The Proton Irradiation Facility (PIF) was designed primarily for single-event effect (SEE) studies and characterization of electronic components and detectors for the space environment. The energy spectrum of protons trapped in earth orbits peaks in the 10-100 MeV region (depending on the amount of intervening absorber) and drops by about an order of magnitude at 500 MeV. This makes the TRIUMF cyclotron's variable-energy capability of up to 500 MeV ideal for studies of space effects. Biological studies such as cell irradiations to measure the relative biological effectiveness (RBE) of protons are also being carried out in conjunction with the Proton Therapy Centre.
An electronic testing board is moved into position in the proton beam on BL2C using the facility's translation stage
PIF makes use of two different beamlines at TRIUMF for low-intensity radiation-damage studies. The lower energies, variable from as low as 5 MeV up to 120 MeV are available from the beamline BL2C, which is also used on a regular basis for proton treatments of ocular melanoma. Higher energies, from 120 MeV up to 500 MeV are available from a second beam line, BL1B, which transports proton beams into the same experimental area. On both beamlines, beam characteristics are provided by multiple ion chambers, scintillators, and beam-profile monitors. The beam sizes and intensities that are available at PIF are summarized in this Table.
A unique feature of the TRIUMF cyclotron is that it is capable of simultaneously extracting several proton beams of different energies and intensities. This is achieved by accelerating H- ions and using a stripping foil or wire, located at the correct radius in the cyclotron, to extract protons of the desired energy. The intensity is determined by the area of the stripping foil intercepting the beam and is adjusted with the height and shape of the foil.
Beam line BL1B is used to transport low-intensity protons with energies from 120 to 500 MeV into the irradiation area; the broad range of available energies and intensities make the BL1B facility unique in the world. The upstream section contains the primary beam collimator and scatterer and has a Front location for higher-flux testing. The downstream section contains the beam-diagnostic equipment, the X-Y table for device positioning, and the beam-defining (spot-size) collimator for the Back location. Beam specifications are available in this Table.

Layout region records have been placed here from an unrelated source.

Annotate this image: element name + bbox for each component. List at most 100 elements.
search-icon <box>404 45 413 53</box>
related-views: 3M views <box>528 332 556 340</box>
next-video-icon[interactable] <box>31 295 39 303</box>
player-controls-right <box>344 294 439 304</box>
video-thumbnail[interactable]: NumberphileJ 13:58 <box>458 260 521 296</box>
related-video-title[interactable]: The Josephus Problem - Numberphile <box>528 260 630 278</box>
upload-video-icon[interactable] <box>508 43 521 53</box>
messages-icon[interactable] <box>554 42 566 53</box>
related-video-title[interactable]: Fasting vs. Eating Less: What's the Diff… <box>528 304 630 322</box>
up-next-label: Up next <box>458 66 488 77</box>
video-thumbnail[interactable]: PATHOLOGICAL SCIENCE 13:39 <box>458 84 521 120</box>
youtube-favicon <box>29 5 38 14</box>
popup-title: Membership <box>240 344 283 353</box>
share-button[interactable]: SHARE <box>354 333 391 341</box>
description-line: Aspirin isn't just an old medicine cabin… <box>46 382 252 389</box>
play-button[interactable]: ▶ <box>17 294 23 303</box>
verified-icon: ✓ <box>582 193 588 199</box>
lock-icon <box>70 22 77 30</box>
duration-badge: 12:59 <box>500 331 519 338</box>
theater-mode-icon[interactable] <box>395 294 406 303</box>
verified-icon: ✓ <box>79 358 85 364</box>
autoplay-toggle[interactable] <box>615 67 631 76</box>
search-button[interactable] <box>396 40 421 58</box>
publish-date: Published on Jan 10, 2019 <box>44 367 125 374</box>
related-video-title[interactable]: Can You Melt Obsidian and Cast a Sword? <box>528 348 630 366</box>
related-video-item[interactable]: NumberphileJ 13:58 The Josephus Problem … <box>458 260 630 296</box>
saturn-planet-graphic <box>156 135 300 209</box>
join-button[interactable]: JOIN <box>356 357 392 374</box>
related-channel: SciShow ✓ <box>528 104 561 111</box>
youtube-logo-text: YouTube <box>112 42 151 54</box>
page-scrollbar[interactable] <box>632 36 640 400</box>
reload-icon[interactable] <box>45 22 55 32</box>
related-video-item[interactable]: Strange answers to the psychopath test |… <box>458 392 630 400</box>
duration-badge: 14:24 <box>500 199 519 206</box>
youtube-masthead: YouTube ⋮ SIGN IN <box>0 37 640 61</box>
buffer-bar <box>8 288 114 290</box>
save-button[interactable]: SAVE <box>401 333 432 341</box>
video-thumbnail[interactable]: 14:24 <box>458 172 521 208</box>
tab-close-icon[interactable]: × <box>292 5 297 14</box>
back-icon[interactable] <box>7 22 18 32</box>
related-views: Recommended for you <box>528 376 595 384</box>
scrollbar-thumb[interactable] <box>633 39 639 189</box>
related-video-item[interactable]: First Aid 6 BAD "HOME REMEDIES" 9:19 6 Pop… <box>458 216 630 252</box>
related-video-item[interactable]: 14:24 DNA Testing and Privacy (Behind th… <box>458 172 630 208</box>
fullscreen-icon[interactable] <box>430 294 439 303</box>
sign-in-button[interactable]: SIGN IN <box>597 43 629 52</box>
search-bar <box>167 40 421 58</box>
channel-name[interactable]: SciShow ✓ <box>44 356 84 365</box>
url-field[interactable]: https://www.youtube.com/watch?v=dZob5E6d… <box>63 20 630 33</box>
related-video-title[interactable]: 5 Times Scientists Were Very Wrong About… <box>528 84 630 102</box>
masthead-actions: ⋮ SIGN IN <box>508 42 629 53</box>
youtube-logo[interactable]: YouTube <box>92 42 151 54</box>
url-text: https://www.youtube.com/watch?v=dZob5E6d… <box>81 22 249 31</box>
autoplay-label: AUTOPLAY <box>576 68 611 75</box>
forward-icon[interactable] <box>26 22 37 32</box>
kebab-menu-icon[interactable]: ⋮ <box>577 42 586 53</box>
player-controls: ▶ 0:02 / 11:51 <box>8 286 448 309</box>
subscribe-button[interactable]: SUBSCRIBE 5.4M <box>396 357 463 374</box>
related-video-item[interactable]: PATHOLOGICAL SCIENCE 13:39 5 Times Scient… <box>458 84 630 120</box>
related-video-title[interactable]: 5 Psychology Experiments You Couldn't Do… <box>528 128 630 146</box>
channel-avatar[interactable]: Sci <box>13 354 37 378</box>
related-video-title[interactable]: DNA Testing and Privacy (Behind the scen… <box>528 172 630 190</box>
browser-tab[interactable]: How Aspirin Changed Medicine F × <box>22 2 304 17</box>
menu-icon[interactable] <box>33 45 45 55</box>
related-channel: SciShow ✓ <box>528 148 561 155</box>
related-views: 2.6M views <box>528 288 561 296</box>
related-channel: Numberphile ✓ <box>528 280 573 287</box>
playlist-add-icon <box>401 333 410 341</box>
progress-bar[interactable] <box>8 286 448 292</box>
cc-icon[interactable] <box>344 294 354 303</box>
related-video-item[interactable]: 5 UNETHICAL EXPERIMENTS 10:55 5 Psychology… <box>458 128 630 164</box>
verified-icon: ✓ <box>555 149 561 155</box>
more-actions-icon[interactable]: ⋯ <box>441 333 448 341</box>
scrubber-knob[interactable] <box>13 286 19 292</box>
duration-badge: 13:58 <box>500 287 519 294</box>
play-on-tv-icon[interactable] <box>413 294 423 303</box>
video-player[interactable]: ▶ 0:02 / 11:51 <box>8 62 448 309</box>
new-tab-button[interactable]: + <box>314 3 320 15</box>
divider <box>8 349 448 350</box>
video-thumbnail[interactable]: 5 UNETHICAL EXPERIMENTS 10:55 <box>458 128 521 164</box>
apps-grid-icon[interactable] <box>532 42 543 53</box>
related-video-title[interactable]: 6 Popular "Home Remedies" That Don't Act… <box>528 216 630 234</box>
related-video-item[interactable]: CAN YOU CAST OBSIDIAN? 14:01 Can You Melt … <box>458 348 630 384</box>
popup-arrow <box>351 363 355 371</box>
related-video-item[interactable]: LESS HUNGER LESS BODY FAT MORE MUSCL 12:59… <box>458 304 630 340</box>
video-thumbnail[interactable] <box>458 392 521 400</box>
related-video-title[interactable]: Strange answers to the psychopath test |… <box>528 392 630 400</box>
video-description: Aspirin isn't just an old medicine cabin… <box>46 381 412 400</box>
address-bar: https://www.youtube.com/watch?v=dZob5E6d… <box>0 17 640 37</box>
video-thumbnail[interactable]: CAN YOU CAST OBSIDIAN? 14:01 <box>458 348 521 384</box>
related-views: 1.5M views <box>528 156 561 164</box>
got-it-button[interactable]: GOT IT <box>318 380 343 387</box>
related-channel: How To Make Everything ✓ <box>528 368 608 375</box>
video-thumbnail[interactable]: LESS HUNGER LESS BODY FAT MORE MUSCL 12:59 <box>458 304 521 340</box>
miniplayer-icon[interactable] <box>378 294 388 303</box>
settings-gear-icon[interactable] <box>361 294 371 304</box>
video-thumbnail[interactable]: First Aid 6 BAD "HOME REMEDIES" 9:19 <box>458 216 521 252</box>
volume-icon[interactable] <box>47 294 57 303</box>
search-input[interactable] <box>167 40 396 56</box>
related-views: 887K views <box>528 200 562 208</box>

The extraction system for BL1B is shared with BL1A and is normally available for PIF use only when low-intensity beam is circulating in the cyclotron.
Entering the same experimental area is the lower-energy beam line BL2C which provides protons with energies available from 5 to 120 MeV. To get energies below the cyclotron's lowest extracted energy of 65 MeV, material is placed in the way of the beam to degrade the energy. The energy spread of the proton beam after the degrader will be greater than the 1 to 2 MeV FWHM of the incident beam due to straggling and this can be calculated for the specific situation.
Once again, there are two testing locations: The standard Back location with an X-Y table for device positioning, and laser alignment and a higher-fluence Front location. Beam specifications are available in this Table.
In both energy regimes, low-intensity neutron beams can also be obtained by stopping the protons in a full-energy beam stop and setting up downstream of the beam stop; please see the Neutron Irradiation Facility (NIF) page for details. This beam line is also used for Proton Therapy, where a modulated 74-MeV proton beam is used to treat ocular melanomas. This beamline is scheduled for use one week per month and is thus available more frequently then the high energy beamline.